I'm 100 % with you on that one though. All those companies, including the Lab, suffer from FOMO.
Zia Underwood
Peter Stindberg what sort of content would it break?
Peter Stindberg
Zia Underwood I don't have a list prepared. But I can give you an example of one of the scripts I made, that would break.
One of my scripts detects submissions to mailboxes. If you drop an item into a mailbox, it changes owner, so you can't say who dropped it in. I use a combination of ways to find out who dropped it, some of them being sensors and llGetAgentList.
In your "autistic mode" (nice pop-culture reference btw), you'd be invisible to scripts, so that detection would fail.
Another example would be constructions to go into an idle mode when nobody is around, but spring to life when there is. Greeters. Automatic doors. Security systems (though those would not be missed). Lucky chairs. The more I think about it, the longer the list gets.
Zia Underwood
Peter Stindberg fair enough but what if someone could use a toggle or a slider to adjust the exposure? Kind of like a browser like Firefox has a privacy setting. Sure it may break things but that's a choice you make.
Peter Stindberg
Zia Underwood I am totally with you given the underlying idea.

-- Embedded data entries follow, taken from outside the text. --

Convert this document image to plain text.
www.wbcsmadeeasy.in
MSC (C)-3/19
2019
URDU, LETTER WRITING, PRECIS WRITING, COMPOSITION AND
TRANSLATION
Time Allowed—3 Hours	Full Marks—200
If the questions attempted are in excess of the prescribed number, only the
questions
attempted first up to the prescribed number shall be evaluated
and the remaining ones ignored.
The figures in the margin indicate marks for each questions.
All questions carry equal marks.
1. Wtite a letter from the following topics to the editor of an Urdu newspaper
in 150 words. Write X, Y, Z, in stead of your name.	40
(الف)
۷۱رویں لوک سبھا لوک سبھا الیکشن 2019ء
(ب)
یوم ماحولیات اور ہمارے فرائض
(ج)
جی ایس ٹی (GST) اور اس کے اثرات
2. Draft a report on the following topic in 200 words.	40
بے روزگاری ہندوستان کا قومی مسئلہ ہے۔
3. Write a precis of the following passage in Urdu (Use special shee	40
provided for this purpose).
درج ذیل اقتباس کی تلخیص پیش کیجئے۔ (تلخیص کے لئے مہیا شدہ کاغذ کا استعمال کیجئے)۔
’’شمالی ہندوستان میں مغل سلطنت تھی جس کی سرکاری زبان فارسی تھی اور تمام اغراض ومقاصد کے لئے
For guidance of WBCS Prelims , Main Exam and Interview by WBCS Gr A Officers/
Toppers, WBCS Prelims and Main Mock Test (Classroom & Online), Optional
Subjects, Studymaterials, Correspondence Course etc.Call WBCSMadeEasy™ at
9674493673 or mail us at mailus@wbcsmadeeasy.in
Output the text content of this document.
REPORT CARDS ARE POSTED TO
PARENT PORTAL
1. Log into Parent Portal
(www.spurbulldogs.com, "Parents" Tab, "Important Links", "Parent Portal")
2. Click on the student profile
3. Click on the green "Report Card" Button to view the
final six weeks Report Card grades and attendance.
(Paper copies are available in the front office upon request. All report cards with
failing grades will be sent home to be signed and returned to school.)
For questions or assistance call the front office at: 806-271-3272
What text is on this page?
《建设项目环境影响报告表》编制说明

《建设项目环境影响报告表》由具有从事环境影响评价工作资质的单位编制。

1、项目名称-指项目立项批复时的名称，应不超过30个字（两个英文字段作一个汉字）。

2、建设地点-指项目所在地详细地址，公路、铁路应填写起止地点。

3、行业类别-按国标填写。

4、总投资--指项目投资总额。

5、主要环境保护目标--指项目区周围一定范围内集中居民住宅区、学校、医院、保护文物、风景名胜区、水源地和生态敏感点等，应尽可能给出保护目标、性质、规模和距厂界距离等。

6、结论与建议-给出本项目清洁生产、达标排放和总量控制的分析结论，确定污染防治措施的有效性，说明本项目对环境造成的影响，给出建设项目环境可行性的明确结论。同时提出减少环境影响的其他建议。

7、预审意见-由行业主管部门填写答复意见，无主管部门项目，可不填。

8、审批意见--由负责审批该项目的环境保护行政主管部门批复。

The problem is: While a Firefox privacy slider (I use that myself) only potentially breaks content for YOU (e.g. website does not render correctly for YOU), your suggested functionality would break functionality for OTHERS (e.g. allows you to bypass someone's security system).
Zia Underwood
Peter Stindberg ahh I see. Ya that wouldn't be great.
Zia Underwood
Peter Stindberg could you just block a registered bot without blocking scripts? Cause aren't registered bots kinda isolated in their own pool?